Sofia Lanning sits with an attendee from the reading group. Alena Hernandez | Lariat
A Saddleback College student’s volunteer work is integrating earlier reading habits in adolescents and hopefully furthering these habits in Hispanic communities.
Sofia Lanning enters the assigned children’s reading room in San Clemente’s local Beachtown Bookstore carrying a container filled with stickers, books and stuffed animals, just about everything you would need in case of a distracted toddler. She enters the room to be greeted by a 10-month-old baby and her mother who are regulars of the weekly reading group.
Lanning is a part-time Saddleback College student who volunteers weekly to host the reading group with any child-level entry reading placement welcome to attend. Lanning didn’t start reading heavily until her early twenties, but she realizes how big reading can play in child development.
“It goes back to reconnecting,” Lanning says. “Hearing the soothing voice of a parent, you start establishing good things. If you incorporate it early, it’s a learning tool, and it’s about patience because you have to get to the end of the story.”
Lanning had originally attempted to start a Spanish reading group for children at various locations including the San Clemente Public Library and Dana Hills High Community Center, but those ended up at dead ends. As a shopper at Beachtown Bookstore, she proposed the idea to the store’s manager and was amazed that they were eager to support her proposal.
The bookstore has also allowed her to host the 3:30 reading group for English-speaking as well as a 4:30 time slot for Spanish-speaking children or bilinguals who want to read. Unfortunately, since the Spanish reading group began there have been zero attendees.
“I just want to read, and I want them to love books,” Lanning said. “Reading is so precious. Especially in the Hispanic community, many parents don’t read to their children because they’re working.”
Although the room is fairly small it is covered in vast amounts of books wall to wall all organized by genre and more tediously sorted alphabetically by the author’s last name. This immerses any nostalgic reader by recognizing series names like “The Hardy Boys,” “Nancy Drew,” “Harry Potter” and even the infamous “Captain Underpants.”
She engages in conversation with the mother and mentions that the past couple of reading groups have dwindled in attendance but are still eager for the opportunity for reading time and to talk among themselves.

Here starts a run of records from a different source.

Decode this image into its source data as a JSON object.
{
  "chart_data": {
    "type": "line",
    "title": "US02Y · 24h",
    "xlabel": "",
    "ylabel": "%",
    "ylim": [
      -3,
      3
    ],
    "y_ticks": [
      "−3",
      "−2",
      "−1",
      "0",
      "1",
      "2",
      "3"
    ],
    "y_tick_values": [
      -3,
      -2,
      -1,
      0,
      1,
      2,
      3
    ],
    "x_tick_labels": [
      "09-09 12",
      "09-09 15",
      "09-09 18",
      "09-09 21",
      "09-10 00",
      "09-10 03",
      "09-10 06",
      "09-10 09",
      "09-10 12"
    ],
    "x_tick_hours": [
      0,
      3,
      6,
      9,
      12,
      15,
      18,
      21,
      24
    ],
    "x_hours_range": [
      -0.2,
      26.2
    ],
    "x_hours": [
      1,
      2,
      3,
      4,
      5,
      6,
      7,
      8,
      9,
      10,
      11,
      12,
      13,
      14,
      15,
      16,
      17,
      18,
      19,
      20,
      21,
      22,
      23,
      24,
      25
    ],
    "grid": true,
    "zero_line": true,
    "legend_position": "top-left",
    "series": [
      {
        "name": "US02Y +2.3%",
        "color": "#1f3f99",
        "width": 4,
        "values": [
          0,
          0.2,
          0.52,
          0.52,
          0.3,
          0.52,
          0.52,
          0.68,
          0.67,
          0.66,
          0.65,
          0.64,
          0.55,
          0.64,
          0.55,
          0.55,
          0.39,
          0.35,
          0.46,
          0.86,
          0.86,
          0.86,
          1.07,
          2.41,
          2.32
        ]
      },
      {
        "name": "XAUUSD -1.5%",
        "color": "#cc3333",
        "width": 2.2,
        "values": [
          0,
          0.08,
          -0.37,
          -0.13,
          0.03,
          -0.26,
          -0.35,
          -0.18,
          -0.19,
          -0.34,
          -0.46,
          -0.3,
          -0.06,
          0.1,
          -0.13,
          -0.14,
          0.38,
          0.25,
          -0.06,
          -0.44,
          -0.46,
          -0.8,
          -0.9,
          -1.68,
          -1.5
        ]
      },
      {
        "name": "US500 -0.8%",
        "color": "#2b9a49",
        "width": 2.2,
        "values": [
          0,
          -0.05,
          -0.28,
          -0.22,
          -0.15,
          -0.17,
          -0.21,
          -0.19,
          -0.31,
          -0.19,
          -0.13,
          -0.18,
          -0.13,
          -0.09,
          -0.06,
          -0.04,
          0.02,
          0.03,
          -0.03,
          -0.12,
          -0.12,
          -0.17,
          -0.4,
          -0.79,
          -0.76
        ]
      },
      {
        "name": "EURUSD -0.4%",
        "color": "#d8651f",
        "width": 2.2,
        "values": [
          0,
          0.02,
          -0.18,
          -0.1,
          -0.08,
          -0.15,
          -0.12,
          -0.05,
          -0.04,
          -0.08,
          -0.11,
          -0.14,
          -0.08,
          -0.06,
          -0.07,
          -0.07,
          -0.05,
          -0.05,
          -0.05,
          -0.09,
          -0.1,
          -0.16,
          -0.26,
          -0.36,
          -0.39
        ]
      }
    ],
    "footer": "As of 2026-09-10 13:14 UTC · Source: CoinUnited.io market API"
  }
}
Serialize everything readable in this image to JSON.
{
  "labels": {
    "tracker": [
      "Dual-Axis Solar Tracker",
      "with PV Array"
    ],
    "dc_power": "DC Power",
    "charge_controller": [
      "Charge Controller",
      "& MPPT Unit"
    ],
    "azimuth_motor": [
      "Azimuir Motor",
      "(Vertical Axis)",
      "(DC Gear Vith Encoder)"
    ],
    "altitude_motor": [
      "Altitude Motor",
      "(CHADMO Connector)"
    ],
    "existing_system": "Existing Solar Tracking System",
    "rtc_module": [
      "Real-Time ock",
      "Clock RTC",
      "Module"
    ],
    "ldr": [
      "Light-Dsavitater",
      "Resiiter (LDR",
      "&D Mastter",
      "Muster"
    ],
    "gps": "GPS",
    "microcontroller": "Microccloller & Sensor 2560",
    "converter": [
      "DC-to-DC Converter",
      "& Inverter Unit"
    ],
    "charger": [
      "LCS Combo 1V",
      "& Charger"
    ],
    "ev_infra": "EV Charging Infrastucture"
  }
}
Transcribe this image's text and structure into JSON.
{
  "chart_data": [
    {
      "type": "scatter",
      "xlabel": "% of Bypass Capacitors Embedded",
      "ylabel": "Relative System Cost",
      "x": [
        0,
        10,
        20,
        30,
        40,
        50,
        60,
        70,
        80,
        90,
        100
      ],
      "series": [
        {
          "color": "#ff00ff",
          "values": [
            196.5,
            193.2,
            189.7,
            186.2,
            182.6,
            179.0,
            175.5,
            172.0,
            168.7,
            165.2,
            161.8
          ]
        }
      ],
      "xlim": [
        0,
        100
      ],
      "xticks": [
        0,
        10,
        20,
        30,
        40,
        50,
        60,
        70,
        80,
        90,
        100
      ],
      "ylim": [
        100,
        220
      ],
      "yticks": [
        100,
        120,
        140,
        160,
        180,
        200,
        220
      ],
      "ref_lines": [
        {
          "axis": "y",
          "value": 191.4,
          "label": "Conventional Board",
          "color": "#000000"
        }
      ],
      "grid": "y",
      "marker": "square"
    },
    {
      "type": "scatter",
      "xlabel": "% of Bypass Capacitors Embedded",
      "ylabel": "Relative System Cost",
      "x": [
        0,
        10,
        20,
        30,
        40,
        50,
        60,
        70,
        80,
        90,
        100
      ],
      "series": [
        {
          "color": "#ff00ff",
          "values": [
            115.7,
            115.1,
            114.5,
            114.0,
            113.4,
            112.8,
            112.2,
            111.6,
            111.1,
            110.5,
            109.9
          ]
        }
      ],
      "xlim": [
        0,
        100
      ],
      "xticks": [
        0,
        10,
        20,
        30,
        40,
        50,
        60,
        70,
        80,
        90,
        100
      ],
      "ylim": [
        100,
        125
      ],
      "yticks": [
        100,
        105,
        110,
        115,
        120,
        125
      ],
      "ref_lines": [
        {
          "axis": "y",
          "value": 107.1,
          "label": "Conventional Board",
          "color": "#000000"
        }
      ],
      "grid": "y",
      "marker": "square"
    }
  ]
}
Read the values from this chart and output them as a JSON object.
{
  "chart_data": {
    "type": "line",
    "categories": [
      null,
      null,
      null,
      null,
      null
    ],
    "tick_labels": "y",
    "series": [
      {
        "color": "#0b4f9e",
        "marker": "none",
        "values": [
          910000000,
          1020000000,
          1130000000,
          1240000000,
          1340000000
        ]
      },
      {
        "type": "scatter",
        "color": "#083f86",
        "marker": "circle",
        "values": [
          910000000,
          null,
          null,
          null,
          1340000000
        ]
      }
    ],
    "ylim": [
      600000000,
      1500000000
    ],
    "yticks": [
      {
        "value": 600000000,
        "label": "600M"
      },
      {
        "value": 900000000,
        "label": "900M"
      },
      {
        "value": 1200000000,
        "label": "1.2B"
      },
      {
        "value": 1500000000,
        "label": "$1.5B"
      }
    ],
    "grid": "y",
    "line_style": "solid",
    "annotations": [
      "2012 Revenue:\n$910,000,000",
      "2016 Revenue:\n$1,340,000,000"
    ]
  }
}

The space is limited with only one chair to sit in but instead of Lanning sitting in the chair she offers it to any of the adults, but everyone decides the floor is a better place. Once everyone is acquainted the real challenge begins: how do you get a 7-month-old baby to engage in reading?
Lanning recognizes that some people might think infants seem too young to comprehend reading, but the baby before us recognizing words is proving otherwise. She sees the baby mesmerized by a more interactive book about space and shuffles between a few different books in the room. The child picks the book with numbers after Lanning proposes a few different books.
Applauding and cheers come from the child’s mother and Lanning as the infant starts to count along with Lanning all the way up to 10 and she also starts to applaud along.
At one point in the reading group, one of the two children in attendance lost interest in all reading activities. Lanning decides to grab the tiny children’s book that includes pictures and sounds of farm animals, knowing that’s one of the infant’s sweet spots. When that doesn’t work, the mother suggests singing a song.
The singing turns into a full-on choir with multiple lullabies that engage the infant enough for her to request multiple encores, which she agrees to perform after her mom bows out. She recognizes the mother is exhausted from trying to corral her child from escaping the reading room and that’s when Lanning continues singing and lets the mother take a breather.
The multiple encores can only keep a baby occupied for so long, so the child resorts to tears. Lanning reaches into her box of supplies to pull out the simple solution: a dinosaur sticker. The tears dissolve. All is well again, and she continues reading.
Lanning realizes that the child benefits from the reading group but also allows the parent to take a break from the many different roles they play whether that be a wife, single mother or working mom and she is okay with that.
Lanning continues to come back each Thursday in hopes of seeing the same and new faces of children and parents who want to help introduce reading to their children at a young age, whether in English or Spanish.